Francesco Ingravalle, in Per una primavera di bellezza (Edizioni di Ar, 2020 pp. 112, € 12,00), coglie il nesso evidentissimo che lega Nietzsche, d’Annunzio e i fascismi. Senza ipocrisia o attenuazioni. Innumerevoli tracce, sia letterarie che esistenziali, rivelano come il Vate abbia acceso la sua fiaccola di poeta e avventuriero nel cuore del vulcano Nietzsche. La festa di Fiume, questa “liturgia della potenza”. Il “vivere pericolosamente”. L’ebbrezza di amore, amori. La ribellione “contro la morte maledetta”.

Il poeta-soldato compone il “lirico ordine nuovo di Fiume” quasi come omaggio al superuomo nietzschiano e al suo mondo perfetto. Inneggia a una superiorità di corpi forti e felici, frecce tese verso l’alto, parola che è un sospiro di deliziata superbia. Alto, nobile, grande. Bello.  

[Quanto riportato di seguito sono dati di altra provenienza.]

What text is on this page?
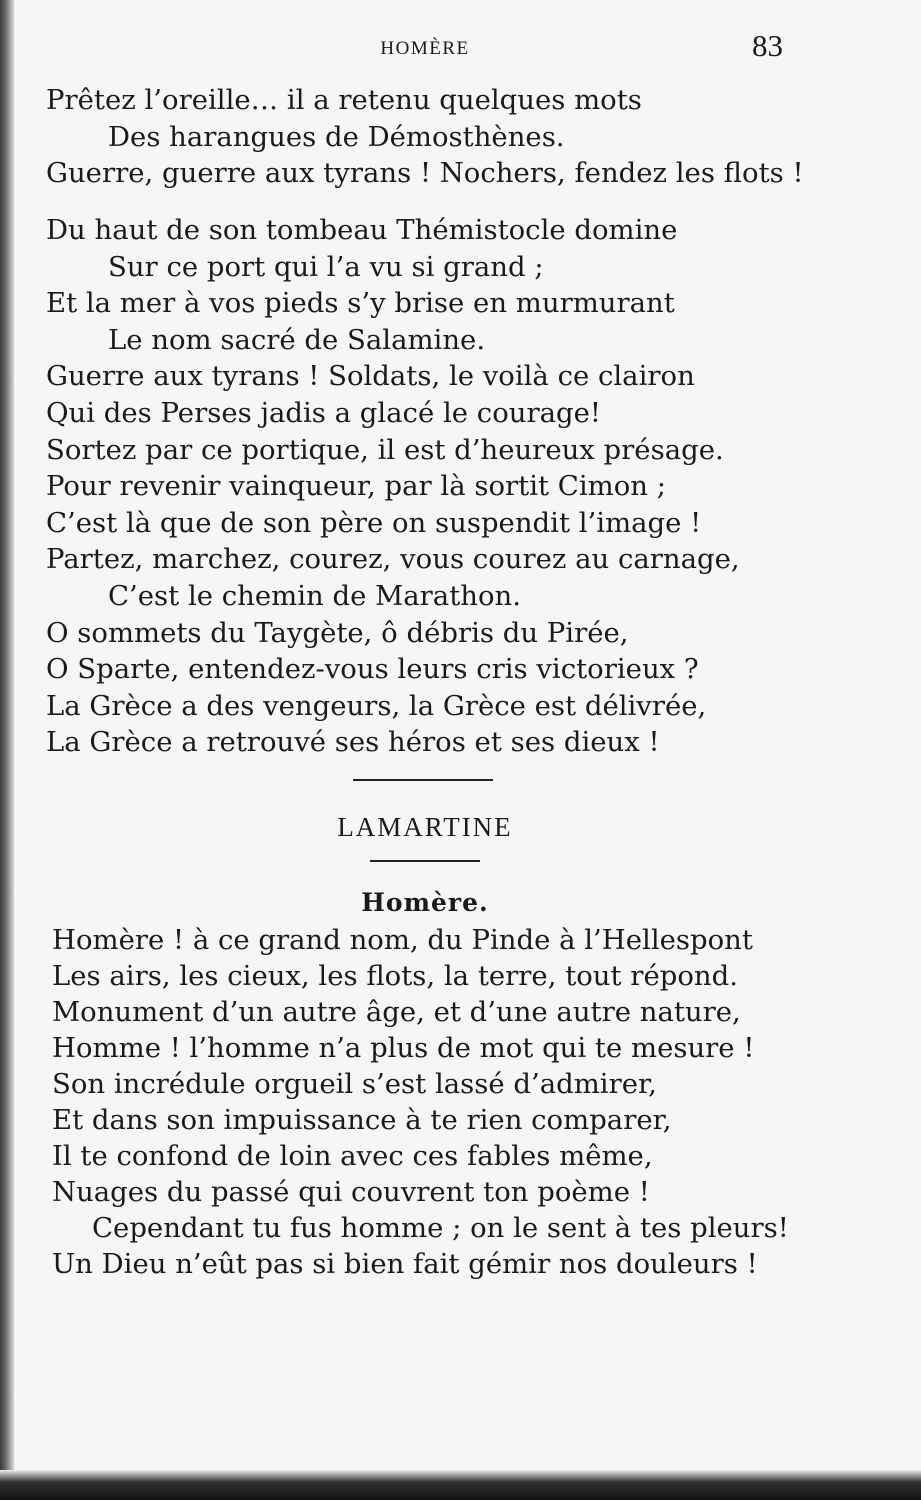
HOMÈRE	83
Prêtez l’oreille… il a retenu quelques mots
Des harangues de Démosthènes.
Guerre, guerre aux tyrans ! Nochers, fendez les flots !
Du haut de son tombeau Thémistocle domine
Sur ce port qui l’a vu si grand ;
Et la mer à vos pieds s’y brise en murmurant
Le nom sacré de Salamine.
Guerre aux tyrans ! Soldats, le voilà ce clairon
Qui des Perses jadis a glacé le courage!
Sortez par ce portique, il est d’heureux présage.
Pour revenir vainqueur, par là sortit Cimon ;
C’est là que de son père on suspendit l’image !
Partez, marchez, courez, vous courez au carnage,
C’est le chemin de Marathon.
O sommets du Taygète, ô débris du Pirée,
O Sparte, entendez-vous leurs cris victorieux ?
La Grèce a des vengeurs, la Grèce est délivrée,
La Grèce a retrouvé ses héros et ses dieux !
LAMARTINE
Homère.
Homère ! à ce grand nom, du Pinde à l’Hellespont
Les airs, les cieux, les flots, la terre, tout répond.
Monument d’un autre âge, et d’une autre nature,
Homme ! l’homme n’a plus de mot qui te mesure !
Son incrédule orgueil s’est lassé d’admirer,
Et dans son impuissance à te rien comparer,
Il te confond de loin avec ces fables même,
Nuages du passé qui couvrent ton poème !
Cependant tu fus homme ; on le sent à tes pleurs!
Un Dieu n’eût pas si bien fait gémir nos douleurs !
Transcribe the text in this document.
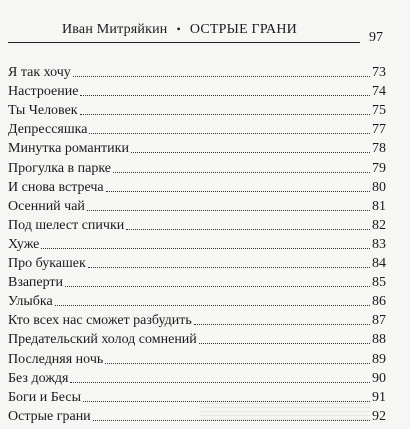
Иван Митряйкин • ОСТРЫЕ ГРАНИ
97
Я так хочу	73
Настроение	74
Ты Человек	75
Депрессяшка	77
Минутка романтики	78
Прогулка в парке	79
И снова встреча	80
Осенний чай	81
Под шелест спички	82
Хуже	83
Про букашек	84
Взаперти	85
Улыбка	86
Кто всех нас сможет разбудить	87
Предательский холод сомнений	88
Последняя ночь	89
Без дождя	90
Боги и Бесы	91
Острые грани	92
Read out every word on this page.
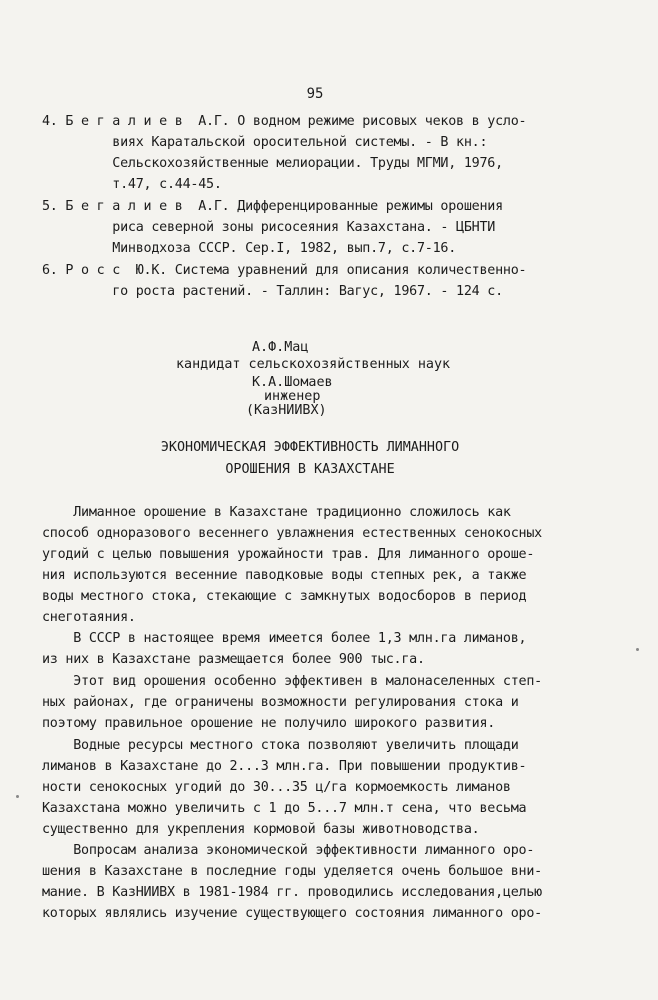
95
4. Б е г а л и е в  А.Г. О водном режиме рисовых чеков в усло-
виях Каратальской оросительной системы. - В кн.:
Сельскохозяйственные мелиорации. Труды МГМИ, 1976,
т.47, с.44-45.
5. Б е г а л и е в  А.Г. Дифференцированные режимы орошения
риса северной зоны рисосеяния Казахстана. - ЦБНТИ
Минводхоза СССР. Сер.I, 1982, вып.7, с.7-16.
6. Р о с с  Ю.К. Система уравнений для описания количественно-
го роста растений. - Таллин: Вагус, 1967. - 124 с.
А.Ф.Мац
кандидат сельскохозяйственных наук
К.А.Шомаев
инженер
(КазНИИВХ)
ЭКОНОМИЧЕСКАЯ ЭФФЕКТИВНОСТЬ ЛИМАННОГО
ОРОШЕНИЯ В КАЗАХСТАНЕ
Лиманное орошение в Казахстане традиционно сложилось как
способ одноразового весеннего увлажнения естественных сенокосных
угодий с целью повышения урожайности трав. Для лиманного ороше-
ния используются весенние паводковые воды степных рек, а также
воды местного стока, стекающие с замкнутых водосборов в период
снеготаяния.
В СССР в настоящее время имеется более 1,3 млн.га лиманов,
из них в Казахстане размещается более 900 тыс.га.
Этот вид орошения особенно эффективен в малонаселенных степ-
ных районах, где ограничены возможности регулирования стока и
поэтому правильное орошение не получило широкого развития.
Водные ресурсы местного стока позволяют увеличить площади
лиманов в Казахстане до 2...3 млн.га. При повышении продуктив-
ности сенокосных угодий до 30...35 ц/га кормоемкость лиманов
Казахстана можно увеличить с 1 до 5...7 млн.т сена, что весьма
существенно для укрепления кормовой базы животноводства.
Вопросам анализа экономической эффективности лиманного оро-
шения в Казахстане в последние годы уделяется очень большое вни-
мание. В КазНИИВХ в 1981-1984 гг. проводились исследования,целью
которых являлись изучение существующего состояния лиманного оро-
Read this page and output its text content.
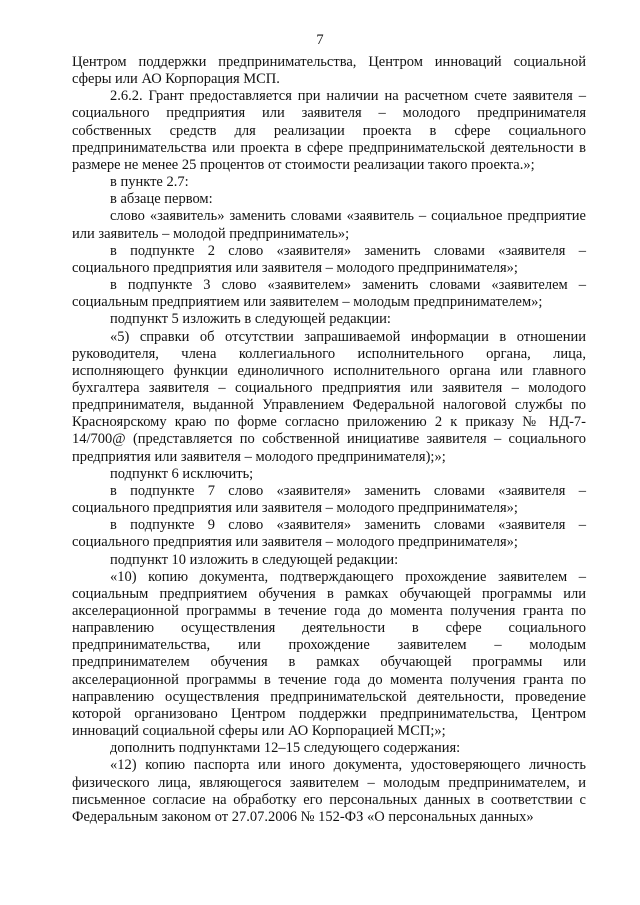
7

Центром поддержки предпринимательства, Центром инноваций социальной сферы или АО Корпорация МСП.

2.6.2. Грант предоставляется при наличии на расчетном счете заявителя – социального предприятия или заявителя – молодого предпринимателя собственных средств для реализации проекта в сфере социального предпринимательства или проекта в сфере предпринимательской деятельности в размере не менее 25 процентов от стоимости реализации такого проекта.»;

в пункте 2.7:

в абзаце первом:

слово «заявитель» заменить словами «заявитель – социальное предприятие или заявитель – молодой предприниматель»;

в подпункте 2 слово «заявителя» заменить словами «заявителя – социального предприятия или заявителя – молодого предпринимателя»;

в подпункте 3 слово «заявителем» заменить словами «заявителем – социальным предприятием или заявителем – молодым предпринимателем»;

подпункт 5 изложить в следующей редакции:

«5) справки об отсутствии запрашиваемой информации в отношении руководителя, члена коллегиального исполнительного органа, лица, исполняющего функции единоличного исполнительного органа или главного бухгалтера заявителя – социального предприятия или заявителя – молодого предпринимателя, выданной Управлением Федеральной налоговой службы по Красноярскому краю по форме согласно приложению 2 к приказу № НД-7-14/700@ (представляется по собственной инициативе заявителя – социального предприятия или заявителя – молодого предпринимателя);»;

подпункт 6 исключить;

в подпункте 7 слово «заявителя» заменить словами «заявителя – социального предприятия или заявителя – молодого предпринимателя»;

в подпункте 9 слово «заявителя» заменить словами «заявителя – социального предприятия или заявителя – молодого предпринимателя»;

подпункт 10 изложить в следующей редакции:

«10) копию документа, подтверждающего прохождение заявителем – социальным предприятием обучения в рамках обучающей программы или акселерационной программы в течение года до момента получения гранта по направлению осуществления деятельности в сфере социального предпринимательства, или прохождение заявителем – молодым предпринимателем обучения в рамках обучающей программы или акселерационной программы в течение года до момента получения гранта по направлению осуществления предпринимательской деятельности, проведение которой организовано Центром поддержки предпринимательства, Центром инноваций социальной сферы или АО Корпорацией МСП;»;

дополнить подпунктами 12–15 следующего содержания:

«12) копию паспорта или иного документа, удостоверяющего личность физического лица, являющегося заявителем – молодым предпринимателем, и письменное согласие на обработку его персональных данных в соответствии с Федеральным законом от 27.07.2006 № 152-ФЗ «О персональных данных»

Nietzsche era spuntato all’improvviso, imprevisto e scandaloso, brandendo queste idee, in un contesto in cui la filosofia tedesca era fatta di concatenazioni di concetti da epigoni del più sterile aristotelismo. La sua urgenza di significato ci ha dato opere in cui l’inchiostro brucia e incide segni di destino. Fin dalla prima, La nascita della tragedia, dove la filologia impazzisce in nome della vita, che venne accolta con smorfie maligne dagli accademici. Perché l’ispirazione poetica guarda la realtà dall’alto, non ha la pazienza di trapuntare la scrittura di note e citazioni dotte. Non è realista. Non cede alla tattica, alla diplomazia, alla gradualità, alla paziente costruzione di piccolissime cose. Al così fan tutti per cui sono tutti mortalmente tristi.

Ma neanche Fiume è realista, per quanto reale, ed è lì il romanzo, la poesia, la “favola bella” di d’Annunzio. È quella la sua grandezza. Chi ci crederebbe se gli raccontassimo che un poeta ha raccolto intorno a sé un manipolo di coraggiosi e in pochi che erano hanno buttato all’aria le carte degli accordi internazionali? E che lì, a Fiume, si faceva festa tutto il giorno e tutta la notte, e ci si amava e armava, armava e amava, e si pensava a costruire mille nuovi Partenoni e a centuplicare i Michelangelo, i Dante Alighieri, i Leopardi fino a trasformare la storia in una poesia. Sì, altro che il freddo e il buio. Sì – alla vita e al suo sangue di fuoco. Ma chi ci crederebbe?